WestCare Texas, established in 2016, concentrates on wellness, substance abuse recovery, and community assistance. WestCare Pacific Islands (WPI), founded in 2009 and based in Palau since 2015, oversees four programs catering to Veteran families, Guam Healthy Relationships Education, Personal Responsibility Education, and the Guahan Project. Accredited by the Commission on Accreditation of Rehabilitation Facilities (CARF) in 2017, WPI became a contract provider for the United States Department of Veterans Affairs. In 2022 a program was made available for counseling and mental health services to Guam residents in substance abuse recovery.

==Awards and Grants==
Various financial contributions and grants have been allocated to different WestCare entities over the years. In 2007, WestCare Nevada received $200,000 for facility renovations.

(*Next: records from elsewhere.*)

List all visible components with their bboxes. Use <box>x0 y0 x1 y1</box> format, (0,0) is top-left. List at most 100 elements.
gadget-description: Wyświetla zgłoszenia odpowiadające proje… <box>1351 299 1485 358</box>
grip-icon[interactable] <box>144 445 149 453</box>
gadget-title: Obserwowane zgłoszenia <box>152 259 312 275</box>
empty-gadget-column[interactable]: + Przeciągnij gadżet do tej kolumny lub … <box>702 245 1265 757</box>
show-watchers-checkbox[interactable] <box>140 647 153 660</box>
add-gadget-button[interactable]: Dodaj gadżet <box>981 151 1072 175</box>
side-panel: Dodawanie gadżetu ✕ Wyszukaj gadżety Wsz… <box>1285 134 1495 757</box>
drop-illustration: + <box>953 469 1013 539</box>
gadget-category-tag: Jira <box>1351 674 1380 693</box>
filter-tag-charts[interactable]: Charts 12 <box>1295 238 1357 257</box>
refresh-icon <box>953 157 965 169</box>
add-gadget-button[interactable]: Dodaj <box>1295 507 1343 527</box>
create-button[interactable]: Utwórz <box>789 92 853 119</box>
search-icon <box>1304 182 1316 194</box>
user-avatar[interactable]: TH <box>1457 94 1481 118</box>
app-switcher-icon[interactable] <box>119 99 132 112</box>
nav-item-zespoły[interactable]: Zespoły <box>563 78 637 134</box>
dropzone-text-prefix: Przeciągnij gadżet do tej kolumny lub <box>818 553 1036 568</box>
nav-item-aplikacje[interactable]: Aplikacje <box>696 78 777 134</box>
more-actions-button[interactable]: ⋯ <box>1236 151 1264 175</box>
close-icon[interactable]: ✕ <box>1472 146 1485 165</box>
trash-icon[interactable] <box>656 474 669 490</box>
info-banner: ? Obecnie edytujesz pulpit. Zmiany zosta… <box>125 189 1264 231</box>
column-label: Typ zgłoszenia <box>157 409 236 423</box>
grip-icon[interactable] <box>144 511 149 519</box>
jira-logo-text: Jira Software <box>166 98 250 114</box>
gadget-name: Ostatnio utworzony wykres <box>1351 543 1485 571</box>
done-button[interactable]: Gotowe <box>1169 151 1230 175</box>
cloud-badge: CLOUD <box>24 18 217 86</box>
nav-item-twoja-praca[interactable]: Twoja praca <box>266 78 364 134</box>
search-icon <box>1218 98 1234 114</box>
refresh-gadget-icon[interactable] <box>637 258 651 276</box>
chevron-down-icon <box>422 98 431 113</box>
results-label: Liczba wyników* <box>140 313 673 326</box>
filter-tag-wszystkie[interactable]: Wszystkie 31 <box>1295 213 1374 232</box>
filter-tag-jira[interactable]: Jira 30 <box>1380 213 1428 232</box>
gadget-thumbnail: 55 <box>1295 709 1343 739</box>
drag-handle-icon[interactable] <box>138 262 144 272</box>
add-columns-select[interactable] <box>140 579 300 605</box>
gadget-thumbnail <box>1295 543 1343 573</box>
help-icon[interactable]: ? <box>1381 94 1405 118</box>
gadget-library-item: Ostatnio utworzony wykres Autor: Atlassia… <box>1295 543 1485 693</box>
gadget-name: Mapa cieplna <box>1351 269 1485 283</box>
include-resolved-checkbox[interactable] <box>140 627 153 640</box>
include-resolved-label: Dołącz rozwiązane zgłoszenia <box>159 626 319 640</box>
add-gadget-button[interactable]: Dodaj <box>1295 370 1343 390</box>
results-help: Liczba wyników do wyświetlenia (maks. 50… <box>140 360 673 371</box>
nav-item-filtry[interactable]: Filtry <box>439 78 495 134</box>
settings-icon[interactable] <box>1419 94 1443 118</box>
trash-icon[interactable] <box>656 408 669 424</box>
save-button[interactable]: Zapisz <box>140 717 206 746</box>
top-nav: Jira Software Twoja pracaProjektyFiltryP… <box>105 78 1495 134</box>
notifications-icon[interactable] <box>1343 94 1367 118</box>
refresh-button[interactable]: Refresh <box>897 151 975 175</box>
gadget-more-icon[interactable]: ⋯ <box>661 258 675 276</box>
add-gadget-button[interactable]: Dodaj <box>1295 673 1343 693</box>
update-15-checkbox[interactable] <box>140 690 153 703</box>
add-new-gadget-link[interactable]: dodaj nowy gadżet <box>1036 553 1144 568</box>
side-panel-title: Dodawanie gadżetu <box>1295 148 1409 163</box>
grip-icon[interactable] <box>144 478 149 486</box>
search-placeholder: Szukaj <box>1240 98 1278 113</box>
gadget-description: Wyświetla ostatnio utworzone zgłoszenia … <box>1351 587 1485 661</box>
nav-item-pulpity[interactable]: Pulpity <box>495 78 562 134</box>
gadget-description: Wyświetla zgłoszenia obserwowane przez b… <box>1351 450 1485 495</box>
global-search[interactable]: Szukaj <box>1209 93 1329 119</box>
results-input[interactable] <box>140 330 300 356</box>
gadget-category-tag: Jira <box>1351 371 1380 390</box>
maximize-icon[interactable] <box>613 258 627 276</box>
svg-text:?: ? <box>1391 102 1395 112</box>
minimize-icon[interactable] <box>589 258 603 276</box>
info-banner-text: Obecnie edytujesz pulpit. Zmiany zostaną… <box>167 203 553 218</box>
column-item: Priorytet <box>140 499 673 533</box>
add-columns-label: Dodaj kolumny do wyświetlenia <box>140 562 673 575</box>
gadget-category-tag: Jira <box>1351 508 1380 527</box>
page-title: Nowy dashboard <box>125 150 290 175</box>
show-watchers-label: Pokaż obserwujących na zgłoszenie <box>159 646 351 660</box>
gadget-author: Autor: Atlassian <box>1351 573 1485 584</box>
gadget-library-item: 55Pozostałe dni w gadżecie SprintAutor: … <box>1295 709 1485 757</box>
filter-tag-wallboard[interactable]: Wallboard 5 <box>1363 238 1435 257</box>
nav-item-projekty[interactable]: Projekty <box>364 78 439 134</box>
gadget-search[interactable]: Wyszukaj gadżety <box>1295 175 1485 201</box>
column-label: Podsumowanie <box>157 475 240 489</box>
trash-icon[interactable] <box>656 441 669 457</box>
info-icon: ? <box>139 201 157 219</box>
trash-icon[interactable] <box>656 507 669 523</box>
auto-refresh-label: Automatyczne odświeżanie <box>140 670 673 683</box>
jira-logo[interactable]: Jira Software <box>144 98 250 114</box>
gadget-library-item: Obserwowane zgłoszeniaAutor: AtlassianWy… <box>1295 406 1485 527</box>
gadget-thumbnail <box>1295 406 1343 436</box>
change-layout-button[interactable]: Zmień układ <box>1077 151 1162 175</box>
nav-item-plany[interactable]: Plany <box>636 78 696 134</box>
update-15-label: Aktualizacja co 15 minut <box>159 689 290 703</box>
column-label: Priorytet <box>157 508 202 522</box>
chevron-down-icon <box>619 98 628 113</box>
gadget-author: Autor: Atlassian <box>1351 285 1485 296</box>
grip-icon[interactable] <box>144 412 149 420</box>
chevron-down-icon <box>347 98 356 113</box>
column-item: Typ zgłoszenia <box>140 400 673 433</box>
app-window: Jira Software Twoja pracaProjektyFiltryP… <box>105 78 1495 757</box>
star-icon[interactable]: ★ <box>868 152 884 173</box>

Subsequently, MGM Resorts granted $30,000 to the WestCare Foundation's Women and Children's Campus in 2015. In 2019, WestCare Kentucky secured a $1.36 million award to transform a building into a rehabilitation center for women. In July 2022, WestCare Arizona received a $500,000 grant from the Arizona Attorney General's Office. Additionally, the United States Department of Labor issued grants in 2022, with $500,000 allocated to WestCare Pacific Islands, $493,257 to WestCare Kentucky, and $373,439 to WestCare Oregon. The NBA Foundation also contributed $200,000 to WestCare Texas in July 2022 for its summer youth program. Notably, the City of Dayton granted $4.3 million to WestCare Ohio in 2022 to support its community programs and services.